For the most part, everything is in the video up above, but I like to give some textual content for these things, so I’m going to elaborate a bit on our home rules.
In general, I find home rules to be distasteful. Sometimes friends will ask to change a rule to supposedly make a game “more interesting” and it always makes me feel like if I wanted something different, I could just play a different game. I get that some other people like to experiment with existing game rules, I just never want to participate in those kinds of shenanigans.
Anyways, one area I usually “am” willing to experiment with, is manipulations of the random aspects of a game. In particular, the way a game is setup, such as in Roll for the Galaxy with the starting homeworld and starting faction being random. The fact that it is random, means that in theory you could end up playing the same combination of faction and homeworld multiple times. Heck, you could end up randomly playing the “same” faction every single time! Because random can sometimes not seem very random, I’m willing to override the randomnness as long as it retains the philosophy of the game itself.
In this case, Roll for the Galaxy intends for you to not know which faction or homeworld you’ll get, which I support as a strong gameplay element.
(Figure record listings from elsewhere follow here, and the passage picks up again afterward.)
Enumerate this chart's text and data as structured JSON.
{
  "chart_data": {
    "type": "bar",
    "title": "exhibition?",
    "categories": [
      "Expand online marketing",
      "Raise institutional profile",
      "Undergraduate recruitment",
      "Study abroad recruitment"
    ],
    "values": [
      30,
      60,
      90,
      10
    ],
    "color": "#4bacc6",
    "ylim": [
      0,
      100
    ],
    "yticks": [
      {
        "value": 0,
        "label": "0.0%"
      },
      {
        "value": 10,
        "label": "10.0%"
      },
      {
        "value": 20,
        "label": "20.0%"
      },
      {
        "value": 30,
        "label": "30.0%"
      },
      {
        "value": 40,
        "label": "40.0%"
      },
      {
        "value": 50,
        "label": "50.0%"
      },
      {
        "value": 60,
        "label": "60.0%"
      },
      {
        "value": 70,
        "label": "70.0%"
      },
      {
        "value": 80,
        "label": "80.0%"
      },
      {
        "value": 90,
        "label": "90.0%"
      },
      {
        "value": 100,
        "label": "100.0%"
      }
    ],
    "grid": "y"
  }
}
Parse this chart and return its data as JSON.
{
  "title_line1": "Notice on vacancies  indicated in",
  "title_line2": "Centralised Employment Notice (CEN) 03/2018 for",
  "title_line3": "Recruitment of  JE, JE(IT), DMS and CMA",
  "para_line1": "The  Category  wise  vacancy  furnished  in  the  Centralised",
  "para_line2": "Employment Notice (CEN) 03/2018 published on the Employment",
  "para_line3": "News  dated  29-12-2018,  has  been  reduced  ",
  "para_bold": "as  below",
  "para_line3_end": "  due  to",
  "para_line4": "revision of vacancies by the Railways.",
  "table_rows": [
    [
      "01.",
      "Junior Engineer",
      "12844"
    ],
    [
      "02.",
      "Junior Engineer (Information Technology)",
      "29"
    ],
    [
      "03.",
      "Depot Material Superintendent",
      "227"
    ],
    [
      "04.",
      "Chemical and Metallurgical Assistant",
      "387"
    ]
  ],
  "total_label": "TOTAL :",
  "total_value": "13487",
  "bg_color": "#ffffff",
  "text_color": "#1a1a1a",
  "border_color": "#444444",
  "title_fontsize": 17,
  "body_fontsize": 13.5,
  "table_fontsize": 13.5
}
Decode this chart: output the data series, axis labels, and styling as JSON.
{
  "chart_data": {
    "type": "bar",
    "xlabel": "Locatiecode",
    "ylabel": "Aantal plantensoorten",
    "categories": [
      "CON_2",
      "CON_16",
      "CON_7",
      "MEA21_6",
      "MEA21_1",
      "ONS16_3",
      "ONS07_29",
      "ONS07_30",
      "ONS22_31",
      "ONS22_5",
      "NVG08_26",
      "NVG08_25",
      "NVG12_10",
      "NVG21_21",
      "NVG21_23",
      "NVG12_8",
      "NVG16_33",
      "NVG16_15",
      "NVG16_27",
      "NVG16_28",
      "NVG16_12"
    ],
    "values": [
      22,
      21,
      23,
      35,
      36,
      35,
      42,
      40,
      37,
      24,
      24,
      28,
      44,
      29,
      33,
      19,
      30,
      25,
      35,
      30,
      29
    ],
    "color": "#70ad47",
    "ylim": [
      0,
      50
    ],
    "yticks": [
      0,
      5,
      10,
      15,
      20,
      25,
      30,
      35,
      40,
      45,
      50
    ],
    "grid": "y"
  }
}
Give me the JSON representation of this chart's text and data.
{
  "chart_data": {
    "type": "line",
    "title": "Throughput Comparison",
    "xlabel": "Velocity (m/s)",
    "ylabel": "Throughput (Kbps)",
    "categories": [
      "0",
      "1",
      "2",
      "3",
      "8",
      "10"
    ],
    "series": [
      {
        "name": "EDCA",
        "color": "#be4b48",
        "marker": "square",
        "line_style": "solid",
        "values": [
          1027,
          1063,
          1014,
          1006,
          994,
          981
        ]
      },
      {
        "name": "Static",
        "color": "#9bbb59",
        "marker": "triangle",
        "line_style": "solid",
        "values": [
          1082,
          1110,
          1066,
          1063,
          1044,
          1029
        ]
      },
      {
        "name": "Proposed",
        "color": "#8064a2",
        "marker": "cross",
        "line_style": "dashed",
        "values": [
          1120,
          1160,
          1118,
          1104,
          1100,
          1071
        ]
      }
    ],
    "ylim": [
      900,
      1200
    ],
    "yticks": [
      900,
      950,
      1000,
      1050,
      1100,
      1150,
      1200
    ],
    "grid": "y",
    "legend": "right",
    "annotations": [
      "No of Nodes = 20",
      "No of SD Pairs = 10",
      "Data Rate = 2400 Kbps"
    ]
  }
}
However, because as I explain in the video, I don’t like the feeling some players will have of feeling like they lost because of bad luck, I introduced the concept of receiving two random factions, then two random homeworlds.
This way, its still random which options are available to each player, but yet the players had a bit of control to nudge the game towards what they think will be an advantage.
So there you go, I think it works pretty well, and since playing this way, I can’t remember anyone complaining that another player had an “unfair” advantage.
What does everyone think? Do you enjoy messing with rules and playing freestyle? Do you dislike even my subtle manipulation of the rules? Let us know!